4 opinions for Niche Blogging for Longterm Profit

  • Aaron M. Potts
    May 26, 2007 at 3:23 am

    Gayla - I have struggled with this concept myself as I am a firm believer in writing for - and marketing to - niche markets. However, for me personally, whether it was personal training or personal development, the general theme of “improve your life” has always made it difficult for me to only market to a certain audience.

    My solution was to stick to things that I was truly passionate about, because then the writing (and the quality) would come naturally.

    As you know, I have now branched off to 3 separate blogs, all of which have their own distinct theme, although each of them falls under the “let’s make our lives better” umbrella.

    Since I am passionate about that umbrella, I simply splintered off into different avenues that are in that same genre. However, each blog is similar enough to gather some crossover readers, while at the same time individualistic enough to stand on its own.

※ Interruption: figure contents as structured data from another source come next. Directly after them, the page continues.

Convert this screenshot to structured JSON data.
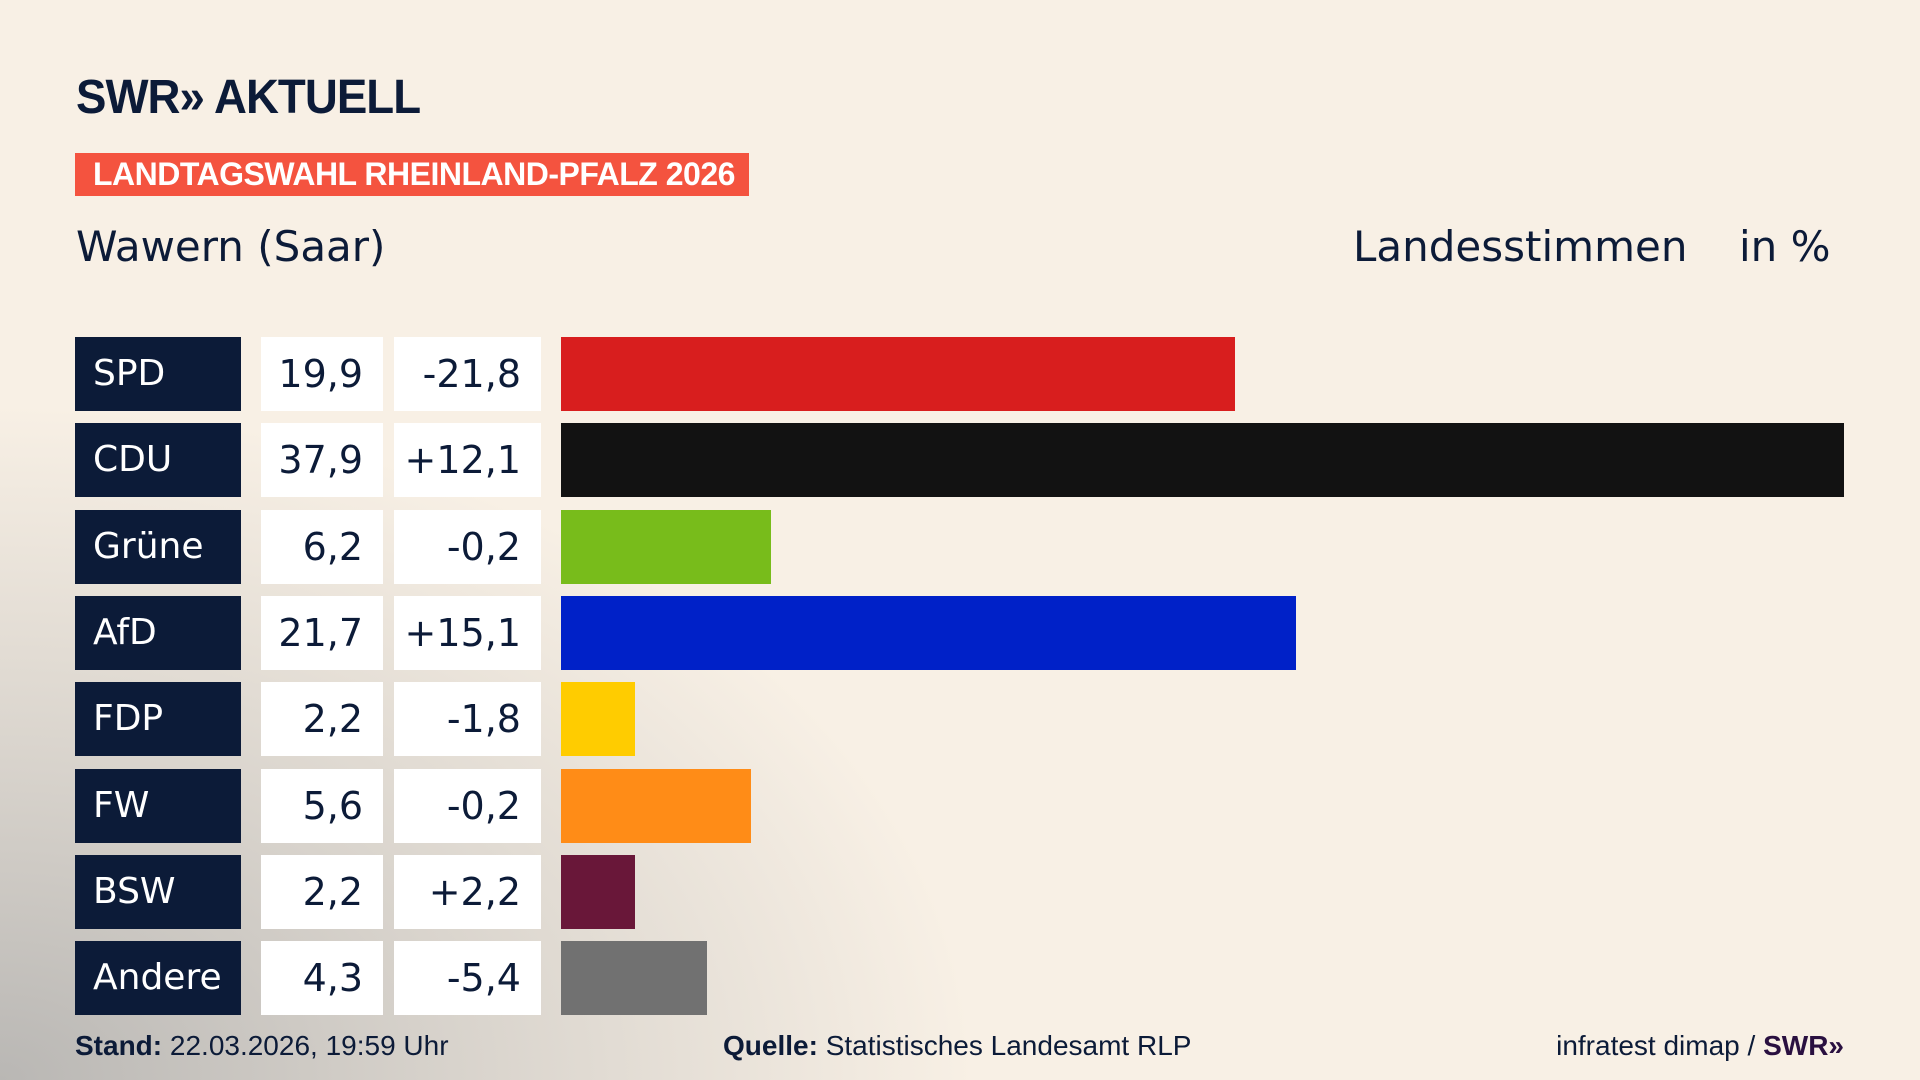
{
  "header": {
    "logo": "SWR» AKTUELL",
    "banner": "LANDTAGSWAHL RHEINLAND-PFALZ 2026",
    "title": "Wawern (Saar)",
    "measure": "Landesstimmen",
    "unit": "in %"
  },
  "chart_data": {
    "type": "bar",
    "orientation": "horizontal",
    "categories": [
      "SPD",
      "CDU",
      "Grüne",
      "AfD",
      "FDP",
      "FW",
      "BSW",
      "Andere"
    ],
    "values": [
      19.9,
      37.9,
      6.2,
      21.7,
      2.2,
      5.6,
      2.2,
      4.3
    ],
    "value_labels": [
      "19,9",
      "37,9",
      "6,2",
      "21,7",
      "2,2",
      "5,6",
      "2,2",
      "4,3"
    ],
    "diff_labels": [
      "-21,8",
      "+12,1",
      "-0,2",
      "+15,1",
      "-1,8",
      "-0,2",
      "+2,2",
      "-5,4"
    ],
    "colors": [
      "#d81e1e",
      "#121212",
      "#78bc1b",
      "#0021c8",
      "#ffcc00",
      "#ff8c17",
      "#691739",
      "#717171"
    ],
    "xlim": [
      0,
      37.9
    ],
    "grid": false
  },
  "footer": {
    "stand_label": "Stand:",
    "stand_value": " 22.03.2026, 19:59 Uhr",
    "source_label": "Quelle:",
    "source_value": " Statistisches Landesamt RLP",
    "credit": "infratest dimap / ",
    "credit_logo": "SWR»"
  }
}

    I guess what I’m trying to say is that if your “master umbrella” (or your main topic) is big enough, then you can splinter down to smaller areas of interest fairly easily, even if some of the smaller areas don’t have a huge audience (yet).

  • Delphine
    May 27, 2007 at 1:47 am

    this is definately the hardest part about all this. finding a topic that you are interested enough to stick with is really tricky.

  • barry
    May 29, 2007 at 1:57 am

    Sure, niche marketing makes sense, in fact, it makes complete sense when it comes to competing and dominating in industries for small players. However, the point is not ‘i don’t bother with 10, 000 visitor markets’, but should be about, ‘how can i dominate 10 000 visitor markets and find the LONG TAIL markets around and within that niche.’

  • Ghillie Suits
    Dec 26, 2007 at 5:05 pm

    My market is a differently niche market. I believe my searches were around 12k a month. I like having a niche business as it is much more focused in product and customer.

    I started a blog along with the business. With a niche market sometimes the content is difficult to come up with. It’s not because you are not passionate or don’t enjoy it. Sometimes, there is just nothing new to write about. You end up regurgitating old stuff. I try to avoid that unless I’m doing a year end or top ten list.